Cass. civ. 2 20 octobre 2016, n°15-25.839

Non sans audace, un assuré prétendait que le refus de garantie opposé par l’assureur au motif que l’une des conditions de la garantie n’était pas remplie était mal-fondé. Il soutenait en effet qu’à défaut d’être précise, cette clause était inopposable.

En l’espèce, la condition posée par le contrat d’assurance imposait que « les installations électriques (circuits et matériels) satisf[asse]nt aux prescriptions réglementaires les concernant ». L’assuré considérait ainsi qu’en ne spécifiant pas les « prescriptions réglementaires », la clause était obscure.

S’agissant en particulier de prescriptions réglementaires et d’un assuré exploitant un fonds de commerce, d’aucuns pourraient considérer qu’il est de son devoir de connaître précisément les prescriptions réglementaires auxquels son établissement est soumis.

En outre, contrairement aux clauses d’exclusions pour lesquelles le Code des assurances impose qu’elles soient formelles et limitées, une telle obligation n’est pas posée à l’opposabilité des conditions de la garantie.

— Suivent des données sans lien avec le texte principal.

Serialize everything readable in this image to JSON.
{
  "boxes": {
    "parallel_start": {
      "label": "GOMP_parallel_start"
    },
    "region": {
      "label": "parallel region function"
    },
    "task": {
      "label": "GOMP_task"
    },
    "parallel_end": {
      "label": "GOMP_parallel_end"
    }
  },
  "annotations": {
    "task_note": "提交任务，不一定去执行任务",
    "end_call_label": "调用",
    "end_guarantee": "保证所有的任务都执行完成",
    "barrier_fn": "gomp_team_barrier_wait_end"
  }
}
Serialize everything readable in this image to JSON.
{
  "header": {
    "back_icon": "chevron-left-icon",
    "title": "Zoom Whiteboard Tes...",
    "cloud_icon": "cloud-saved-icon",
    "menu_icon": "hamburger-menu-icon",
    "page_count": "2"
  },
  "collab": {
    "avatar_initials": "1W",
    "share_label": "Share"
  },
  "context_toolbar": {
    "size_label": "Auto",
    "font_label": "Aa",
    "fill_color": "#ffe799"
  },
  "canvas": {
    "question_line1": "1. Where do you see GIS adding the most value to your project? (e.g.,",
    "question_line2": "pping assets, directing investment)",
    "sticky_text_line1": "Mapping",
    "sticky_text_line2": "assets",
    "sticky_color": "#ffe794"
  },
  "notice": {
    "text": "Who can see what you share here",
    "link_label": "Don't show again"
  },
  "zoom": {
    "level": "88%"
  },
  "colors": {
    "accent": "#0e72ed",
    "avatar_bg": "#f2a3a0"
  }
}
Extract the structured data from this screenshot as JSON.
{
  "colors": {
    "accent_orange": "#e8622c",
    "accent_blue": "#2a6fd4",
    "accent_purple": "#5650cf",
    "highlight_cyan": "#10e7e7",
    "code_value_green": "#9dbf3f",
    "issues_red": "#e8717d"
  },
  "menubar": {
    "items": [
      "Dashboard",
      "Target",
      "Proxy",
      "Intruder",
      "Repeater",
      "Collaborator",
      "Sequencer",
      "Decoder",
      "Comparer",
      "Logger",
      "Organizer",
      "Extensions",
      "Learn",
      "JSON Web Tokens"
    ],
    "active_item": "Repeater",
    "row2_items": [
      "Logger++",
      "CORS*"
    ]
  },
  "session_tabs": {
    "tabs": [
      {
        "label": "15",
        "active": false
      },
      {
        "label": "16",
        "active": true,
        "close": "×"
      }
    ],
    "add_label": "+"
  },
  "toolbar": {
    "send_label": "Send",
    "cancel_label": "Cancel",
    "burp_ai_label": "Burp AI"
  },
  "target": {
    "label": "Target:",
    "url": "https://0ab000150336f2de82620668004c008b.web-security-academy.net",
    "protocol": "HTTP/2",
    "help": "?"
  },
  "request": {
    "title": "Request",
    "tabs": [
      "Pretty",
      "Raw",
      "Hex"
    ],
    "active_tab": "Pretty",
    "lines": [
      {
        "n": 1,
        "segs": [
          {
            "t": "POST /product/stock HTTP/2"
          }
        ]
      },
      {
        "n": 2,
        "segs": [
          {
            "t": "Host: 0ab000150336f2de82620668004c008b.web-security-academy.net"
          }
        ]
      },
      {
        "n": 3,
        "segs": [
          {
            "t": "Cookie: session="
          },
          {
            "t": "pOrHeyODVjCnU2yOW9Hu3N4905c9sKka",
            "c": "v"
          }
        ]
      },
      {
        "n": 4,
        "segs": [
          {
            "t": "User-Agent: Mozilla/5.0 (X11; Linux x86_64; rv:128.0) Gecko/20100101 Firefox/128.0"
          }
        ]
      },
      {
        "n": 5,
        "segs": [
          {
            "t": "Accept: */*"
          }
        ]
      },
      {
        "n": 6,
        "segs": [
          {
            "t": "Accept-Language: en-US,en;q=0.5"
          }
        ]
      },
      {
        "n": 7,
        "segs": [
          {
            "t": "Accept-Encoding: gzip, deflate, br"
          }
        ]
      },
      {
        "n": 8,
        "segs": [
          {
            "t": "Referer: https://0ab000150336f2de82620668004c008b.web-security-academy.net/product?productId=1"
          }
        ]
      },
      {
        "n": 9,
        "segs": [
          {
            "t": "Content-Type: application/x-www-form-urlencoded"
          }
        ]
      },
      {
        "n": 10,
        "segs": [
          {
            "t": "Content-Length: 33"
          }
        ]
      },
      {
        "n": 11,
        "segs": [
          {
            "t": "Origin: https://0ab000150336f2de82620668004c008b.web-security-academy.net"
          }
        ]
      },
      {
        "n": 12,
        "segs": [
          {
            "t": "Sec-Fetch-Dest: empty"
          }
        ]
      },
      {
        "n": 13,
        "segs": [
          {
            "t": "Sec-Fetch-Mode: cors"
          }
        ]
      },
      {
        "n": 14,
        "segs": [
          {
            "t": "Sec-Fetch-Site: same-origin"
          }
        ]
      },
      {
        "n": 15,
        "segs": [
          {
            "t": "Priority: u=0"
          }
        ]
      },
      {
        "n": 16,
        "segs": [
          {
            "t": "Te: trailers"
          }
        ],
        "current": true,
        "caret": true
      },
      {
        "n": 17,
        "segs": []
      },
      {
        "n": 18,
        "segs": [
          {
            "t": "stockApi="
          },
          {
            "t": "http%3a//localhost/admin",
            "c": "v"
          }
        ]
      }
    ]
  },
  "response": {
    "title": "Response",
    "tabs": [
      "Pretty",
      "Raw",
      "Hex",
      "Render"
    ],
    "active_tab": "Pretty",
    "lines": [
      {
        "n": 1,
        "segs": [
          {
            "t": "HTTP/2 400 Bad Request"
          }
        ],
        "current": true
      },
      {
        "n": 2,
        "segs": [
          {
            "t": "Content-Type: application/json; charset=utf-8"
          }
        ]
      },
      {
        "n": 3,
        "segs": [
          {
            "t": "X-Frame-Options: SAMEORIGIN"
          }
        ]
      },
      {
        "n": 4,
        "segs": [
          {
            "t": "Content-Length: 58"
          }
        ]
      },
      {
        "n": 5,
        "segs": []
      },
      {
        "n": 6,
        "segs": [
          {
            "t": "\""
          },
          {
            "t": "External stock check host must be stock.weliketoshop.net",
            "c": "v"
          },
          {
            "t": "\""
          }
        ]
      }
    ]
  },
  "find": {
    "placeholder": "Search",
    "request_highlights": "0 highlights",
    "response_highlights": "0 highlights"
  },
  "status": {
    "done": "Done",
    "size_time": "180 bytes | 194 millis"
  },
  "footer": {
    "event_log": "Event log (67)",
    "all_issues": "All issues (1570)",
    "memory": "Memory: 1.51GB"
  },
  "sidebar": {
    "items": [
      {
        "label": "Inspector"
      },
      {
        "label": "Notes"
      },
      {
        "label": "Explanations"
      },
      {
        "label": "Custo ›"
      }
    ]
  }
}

Certes, il ne s’agit pas non plus d’opposer des clauses parfaitement incompréhensibles mais de rétablir en revanche un équilibre entre assuré et assureur. Confronté à une jurisprudence exigeante (parfois à l’excès) s’agissant du caractère formel et limité des clauses d’exclusion, il est opportun que la Cour de cassation se montre exigeante mais raisonnable s’agissant de l’appréciation de la condition de garantie.

Elle conclut ainsi que « c'est dans l'exercice de son pouvoir souverain que la cour d'appel a estimé que la clause litigieuse, qu'elle a qualifiée, sans être critiquée, de condition de garantie, n'était pas rendue imprécise ou obscure par l'absence de précisions supplémentaires quant à la nature des normes en vigueur auxquelles elle se réfère ».

Cet arrêt nous semble donc rétablir l’ordre des choses et éviter une dérive des assurés qui prétendraient voir figurer dans le contrat d’assurance les moindres détails des obligations qui leur sont propres (en particulier s’agissant de normes électriques) et ainsi tenter d’échapper à leurs manquements en invoquant l’inopposabilité d’une condition de garantie prétendument imprécise.